Beauvoir Villas Doesn’t Qualify—Even for That

Beauvoir Villas is not a mobile home park. It is a proposal for 213 permanent, two-story detached houses. If the project were reviewed under the standards of the Residential Manufactured/Mobile Home District (RMH), which allows for single-family housing, it would be ineligible in nearly every category:

  • It proposes 12.75 units per acre, exceeding the RMH maximum of 10.
  • Lot sizes drop as low as 1,500 square feet, far below the 3,600 square feet required per unit in RMH.
  • The development provides only about 5% open space, even though both RMH and PD-R zoning (when applied to RS-10 base-zoned property) require a minimum of 20%.
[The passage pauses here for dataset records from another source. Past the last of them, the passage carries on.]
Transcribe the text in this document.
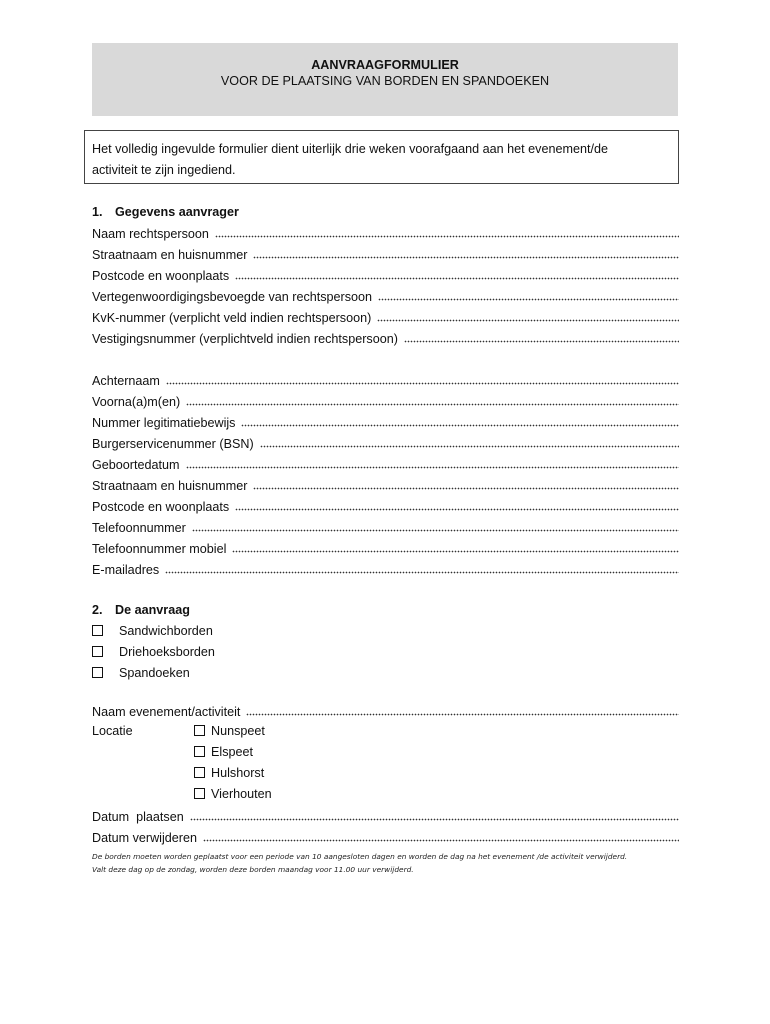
AANVRAAGFORMULIER
VOOR DE PLAATSING VAN BORDEN EN SPANDOEKEN
Het volledig ingevulde formulier dient uiterlijk drie weken voorafgaand aan het evenement/de
activiteit te zijn ingediend.
1. Gegevens aanvrager
Naam rechtspersoon
Straatnaam en huisnummer
Postcode en woonplaats
Vertegenwoordigingsbevoegde van rechtspersoon
KvK-nummer (verplicht veld indien rechtspersoon)
Vestigingsnummer (verplichtveld indien rechtspersoon)
Achternaam
Voorna(a)m(en)
Nummer legitimatiebewijs
Burgerservicenummer (BSN)
Geboortedatum
Straatnaam en huisnummer
Postcode en woonplaats
Telefoonnummer
Telefoonnummer mobiel
E-mailadres
2. De aanvraag
Sandwichborden
Driehoeksborden
Spandoeken
Naam evenement/activiteit
Locatie	Nunspeet
Elspeet
Hulshorst
Vierhouten
Datum  plaatsen
Datum verwijderen
De borden moeten worden geplaatst voor een periode van 10 aangesloten dagen en worden de dag na het evenement /de activiteit verwijderd.
Valt deze dag op de zondag, worden deze borden maandag voor 11.00 uur verwijderd.
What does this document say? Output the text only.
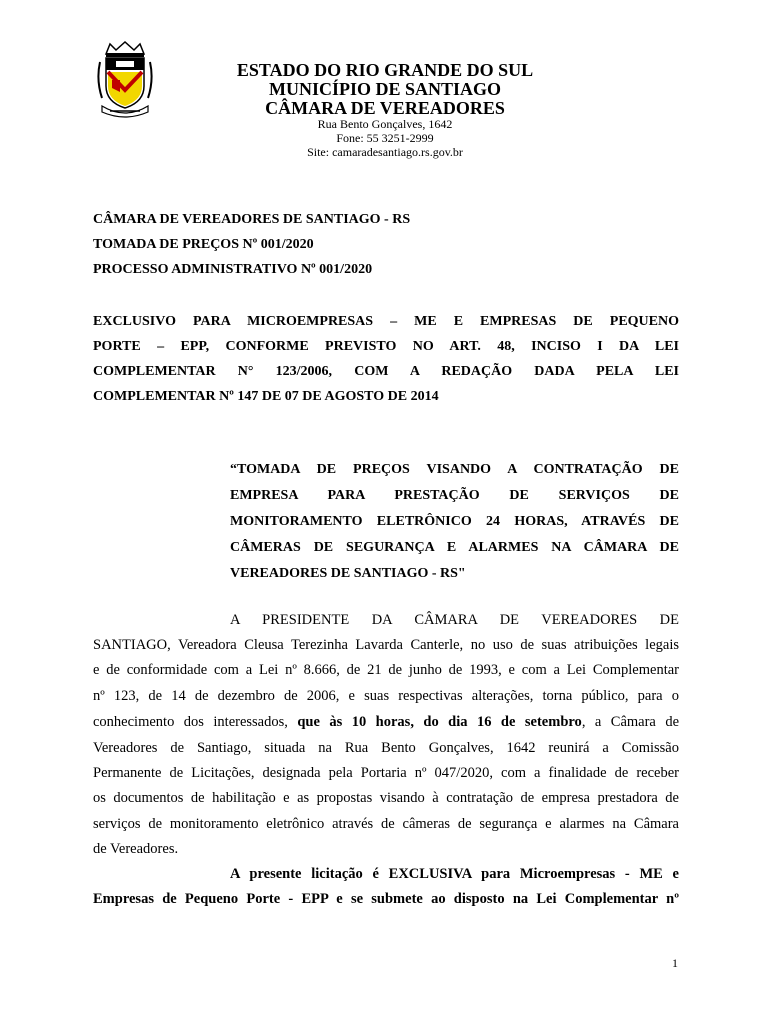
ESTADO DO RIO GRANDE DO SUL
MUNICÍPIO DE SANTIAGO
CÂMARA DE VEREADORES
Rua Bento Gonçalves, 1642
Fone: 55 3251-2999
Site: camaradesantiago.rs.gov.br
CÂMARA DE VEREADORES DE SANTIAGO - RS
TOMADA DE PREÇOS Nº 001/2020
PROCESSO ADMINISTRATIVO Nº 001/2020
EXCLUSIVO PARA MICROEMPRESAS – ME E EMPRESAS DE PEQUENO
PORTE – EPP, CONFORME PREVISTO NO ART. 48, INCISO I DA LEI
COMPLEMENTAR N° 123/2006, COM A REDAÇÃO DADA PELA LEI
COMPLEMENTAR Nº 147 DE 07 DE AGOSTO DE 2014
“TOMADA DE PREÇOS VISANDO A CONTRATAÇÃO DE
EMPRESA PARA PRESTAÇÃO DE SERVIÇOS DE
MONITORAMENTO ELETRÔNICO 24 HORAS, ATRAVÉS DE
CÂMERAS DE SEGURANÇA E ALARMES NA CÂMARA DE
VEREADORES DE SANTIAGO - RS"
A PRESIDENTE DA CÂMARA DE VEREADORES DE
SANTIAGO, Vereadora Cleusa Terezinha Lavarda Canterle, no uso de suas atribuições legais
e de conformidade com a Lei nº 8.666, de 21 de junho de 1993, e com a Lei Complementar
nº 123, de 14 de dezembro de 2006, e suas respectivas alterações, torna público, para o
conhecimento dos interessados, que às 10 horas, do dia 16 de setembro, a Câmara de
Vereadores de Santiago, situada na Rua Bento Gonçalves, 1642 reunirá a Comissão
Permanente de Licitações, designada pela Portaria nº 047/2020, com a finalidade de receber
os documentos de habilitação e as propostas visando à contratação de empresa prestadora de
serviços de monitoramento eletrônico através de câmeras de segurança e alarmes na Câmara
de Vereadores.
A presente licitação é EXCLUSIVA para Microempresas - ME e
Empresas de Pequeno Porte - EPP e se submete ao disposto na Lei Complementar nº
1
At this point, a vintage double-wide with a lawn flamingo would face more regulatory hurdles than this entire subdivision.

A Final Thought

Before anyone calls this comparison unfair, here’s a final thought: Would the City Council even approve rezoning this property to RMH to allow 3,600 square foot lots? Let’s be honest—we all know the answer. A mobile home park with 3,600 square foot lots would be met with outrage, hand-wringing, and a unanimous vote to “protect neighborhood character", but cram in two-story houses with less than half that footprint (at 1,500 sq ft), call it a planned development, and suddenly it’s visionary.

Zoning, it turns out, isn’t about standards—it’s about branding.